Nasional & Dunia

Ahli Strategi Jepang Sebutkan Pelarangan Huawei Tidak Cukup

  • Menurut Ahli Strategi Jepang, Dr Michito Tsuruoka saat kunjungan ke Melbourne, Australia, memblokir Huawei dari jaringan 5G negara tidak dapat mengurangi risiko ke Australia dari peralatan telekomunikasi perusahaan yang digunakan di tempat lain.

Logo Huawei

Image Source : Grid.id

(Istimewa)

Jepang-Huawei adalah pembuat peralatan telekomunikasi terbesar di dunia dengan pendapatan US$154 miliar pada tahun lalu. Hubungan pendiri Huawei dengan Tentara Pembebasan Rakyat China, serta tumpang tindih antara pertumbuhan global perusahaan dan aspirasi keamanan Beijing, telah meningkatkan kekhawatiran bagi negara-negara di dunia.

Menurut Ahli Strategi Jepang, Dr Michito Tsuruoka saat kunjungan ke Melbourne, Australia, memblokir Huawei dari jaringan 5G negara tidak dapat mengurangi risiko ke Australia dari peralatan telekomunikasi perusahaan yang digunakan di tempat lain.

“Menghentikan Huawei dari membangun jaringan 5G di beberapa negara sekutu juga tidak akan menjamin keamanan informasi. Termasuk untuk demokrasi di masa depan,” jelasnya sebagaimana dilansir dari The Sydney Morning Herald.

“Jika hanya AS, Australia dan Jepang mengecualikan Huawei, lalu bagaimana dengan negara lain? Bahkan negara kita apakah dapat memastikan keselamatan dan keamanan informasi dan teknologi kita?” tanya profesor Universitas Keio itu. “Karena kita selalu berinteraksi dengan negara lain yang menggunakan Huawei. Otomatis pelarangan Huawei menjadi tidak ada gunanya, bukan?”

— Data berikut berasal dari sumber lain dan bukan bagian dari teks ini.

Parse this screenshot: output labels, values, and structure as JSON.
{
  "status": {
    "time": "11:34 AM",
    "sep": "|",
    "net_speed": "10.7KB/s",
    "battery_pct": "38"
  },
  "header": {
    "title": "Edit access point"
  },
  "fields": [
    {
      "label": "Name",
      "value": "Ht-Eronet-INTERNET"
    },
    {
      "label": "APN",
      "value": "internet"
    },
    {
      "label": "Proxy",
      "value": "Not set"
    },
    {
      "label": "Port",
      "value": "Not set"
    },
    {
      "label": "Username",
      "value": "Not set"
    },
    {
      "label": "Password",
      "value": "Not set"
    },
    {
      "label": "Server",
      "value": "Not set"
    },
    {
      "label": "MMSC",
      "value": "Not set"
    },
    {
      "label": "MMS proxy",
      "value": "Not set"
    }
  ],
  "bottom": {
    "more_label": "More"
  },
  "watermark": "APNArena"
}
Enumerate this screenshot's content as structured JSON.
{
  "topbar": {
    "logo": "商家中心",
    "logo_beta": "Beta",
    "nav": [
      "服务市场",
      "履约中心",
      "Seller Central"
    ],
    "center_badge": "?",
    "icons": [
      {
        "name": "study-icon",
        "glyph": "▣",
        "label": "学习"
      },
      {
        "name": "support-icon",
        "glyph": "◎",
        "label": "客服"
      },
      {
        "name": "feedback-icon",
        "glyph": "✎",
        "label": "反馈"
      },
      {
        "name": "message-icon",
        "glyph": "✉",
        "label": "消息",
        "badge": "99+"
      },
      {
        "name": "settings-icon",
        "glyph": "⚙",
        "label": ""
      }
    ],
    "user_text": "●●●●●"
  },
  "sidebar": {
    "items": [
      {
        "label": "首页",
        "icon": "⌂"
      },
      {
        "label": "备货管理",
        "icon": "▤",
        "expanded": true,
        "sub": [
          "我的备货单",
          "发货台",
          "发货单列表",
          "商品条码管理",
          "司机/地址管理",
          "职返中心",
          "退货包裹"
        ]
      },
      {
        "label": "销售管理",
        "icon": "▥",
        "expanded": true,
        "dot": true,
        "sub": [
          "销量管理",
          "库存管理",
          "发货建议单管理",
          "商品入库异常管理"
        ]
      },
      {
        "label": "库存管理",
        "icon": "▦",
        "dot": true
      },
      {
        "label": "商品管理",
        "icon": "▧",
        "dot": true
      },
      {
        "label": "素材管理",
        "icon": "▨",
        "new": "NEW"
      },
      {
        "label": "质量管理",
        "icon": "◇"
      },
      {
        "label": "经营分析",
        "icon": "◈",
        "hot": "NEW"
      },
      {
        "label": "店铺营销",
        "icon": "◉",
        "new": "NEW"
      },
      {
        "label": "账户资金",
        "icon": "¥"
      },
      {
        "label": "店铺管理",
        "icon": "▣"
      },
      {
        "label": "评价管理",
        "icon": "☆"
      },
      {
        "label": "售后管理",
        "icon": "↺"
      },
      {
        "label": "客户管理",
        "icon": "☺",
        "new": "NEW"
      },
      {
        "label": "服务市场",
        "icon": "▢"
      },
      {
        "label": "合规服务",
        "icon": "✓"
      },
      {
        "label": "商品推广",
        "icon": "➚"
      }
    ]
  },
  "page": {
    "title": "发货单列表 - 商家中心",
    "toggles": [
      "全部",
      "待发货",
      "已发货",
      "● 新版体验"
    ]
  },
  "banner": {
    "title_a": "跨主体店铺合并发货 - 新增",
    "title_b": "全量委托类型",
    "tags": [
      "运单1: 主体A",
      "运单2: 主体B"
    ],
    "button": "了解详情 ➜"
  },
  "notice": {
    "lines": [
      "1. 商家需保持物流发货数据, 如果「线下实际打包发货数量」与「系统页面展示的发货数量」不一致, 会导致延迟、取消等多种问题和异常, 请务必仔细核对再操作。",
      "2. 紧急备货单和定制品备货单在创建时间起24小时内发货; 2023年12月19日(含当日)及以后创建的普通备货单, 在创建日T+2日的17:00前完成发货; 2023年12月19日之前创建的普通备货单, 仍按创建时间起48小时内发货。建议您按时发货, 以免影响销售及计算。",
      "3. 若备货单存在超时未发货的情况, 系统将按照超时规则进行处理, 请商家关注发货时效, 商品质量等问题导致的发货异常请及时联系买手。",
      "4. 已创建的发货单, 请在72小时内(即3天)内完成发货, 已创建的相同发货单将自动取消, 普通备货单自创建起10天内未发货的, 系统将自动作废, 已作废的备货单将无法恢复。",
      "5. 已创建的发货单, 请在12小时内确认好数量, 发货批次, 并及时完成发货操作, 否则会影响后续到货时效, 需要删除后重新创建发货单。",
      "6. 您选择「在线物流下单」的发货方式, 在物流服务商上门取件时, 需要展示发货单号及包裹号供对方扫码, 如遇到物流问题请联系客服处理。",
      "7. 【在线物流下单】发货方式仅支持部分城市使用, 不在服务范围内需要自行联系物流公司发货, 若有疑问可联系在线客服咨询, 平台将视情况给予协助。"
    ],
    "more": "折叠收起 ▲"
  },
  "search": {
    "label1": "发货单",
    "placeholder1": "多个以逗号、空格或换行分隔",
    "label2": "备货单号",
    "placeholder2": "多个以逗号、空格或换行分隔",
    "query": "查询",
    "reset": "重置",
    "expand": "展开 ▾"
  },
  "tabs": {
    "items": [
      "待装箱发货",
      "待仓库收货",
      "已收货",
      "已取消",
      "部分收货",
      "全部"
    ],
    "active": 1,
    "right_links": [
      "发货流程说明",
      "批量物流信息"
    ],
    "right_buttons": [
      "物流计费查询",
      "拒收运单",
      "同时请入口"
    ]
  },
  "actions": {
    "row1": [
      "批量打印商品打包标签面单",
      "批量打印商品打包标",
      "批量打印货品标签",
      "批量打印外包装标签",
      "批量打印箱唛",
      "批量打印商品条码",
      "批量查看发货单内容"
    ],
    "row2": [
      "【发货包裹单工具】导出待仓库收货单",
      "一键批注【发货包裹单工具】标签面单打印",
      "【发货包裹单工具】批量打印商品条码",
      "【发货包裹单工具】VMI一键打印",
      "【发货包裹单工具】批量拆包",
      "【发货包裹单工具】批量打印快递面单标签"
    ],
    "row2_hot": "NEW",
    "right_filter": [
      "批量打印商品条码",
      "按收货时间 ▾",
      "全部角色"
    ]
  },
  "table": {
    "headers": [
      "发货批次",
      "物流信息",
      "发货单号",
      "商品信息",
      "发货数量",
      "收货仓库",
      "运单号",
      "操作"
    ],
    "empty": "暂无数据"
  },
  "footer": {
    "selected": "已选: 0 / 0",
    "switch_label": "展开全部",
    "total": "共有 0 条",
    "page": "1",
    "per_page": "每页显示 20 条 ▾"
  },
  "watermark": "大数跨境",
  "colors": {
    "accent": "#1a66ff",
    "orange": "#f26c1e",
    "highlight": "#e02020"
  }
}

“Taktik menekan negara-negara lain untuk memblokir perusahaan kontroversial itu juga menimbulkan pertanyaan. Terutama mengenai strategi dalam mengelola persaingan teknologi dengan China,” kata Dr Tsuruoka. “Jika kita benar-benar perlu mencegah negara lain, maka jenis pengaruh apa yang kita miliki? Itu sesuatu yang perlu kita tanyakan lebih lanjut.”

Diketahui, Jepang, bersama dengan Australia, Selandia Baru, dan AS, telah memblokir Huawei dari bagian-bagian sensitif jaringan telekomunikasi sejak 2018. Hal itu dilakukan di tengah-tengah dugaan teknologi Huawei digunakan untuk mengintip komunikasi domestik dan memberikan keuntungan politik bagi Beijing. AS telah mendesak sekutunya untuk melakukan hal yang sama.

Dua negara lain dalam jaringan berbagi intelijen Five-Eyes, Inggris dan Kanada, memberikan tanggapan beragam tentang adopsi teknologi Huawei.

Penasihat Keamanan Nasional AS Robert O’Brien mengatakan saat audiensi di Kanada pada hari Sabtu, bahwa menggunakan Huawei akan membuat Beijing mengetahui setiap catatan kesehatan, setiap catatan perbankan, setiap posting media sosial serta semua hal tentang orang-orang Kanada.

“Mengadopsi teknologi dan perangkat Huawei di Kanada dapat menempatkan pembagian data intelijen AS dalam risiko,” katanya.

Sementara itu Kanselir Jerman Angela Merkel mengisyaratkan kesediaannya tetap mengizinkan Huawei masuk ke jaringan 5G negara itu. Di negara berkembang, Huawei telah menemukan banyak klien untuk peralatan telekomunikasi yang kurang canggih.

Pemerintahan Merkel telah memutuskan penyedia jaringan China Huawei dapat menyediakan peralatan jaringan 5G untuk negaranya. Alasannya, memblokir Huawei ke dalam jaringan 5G Jerman tidak ada dalam standar keamanan terbaru yang disesuaikan dengan Administrasi Jaringan Federal. Sebagaimana dilansir dari Handelsblatt.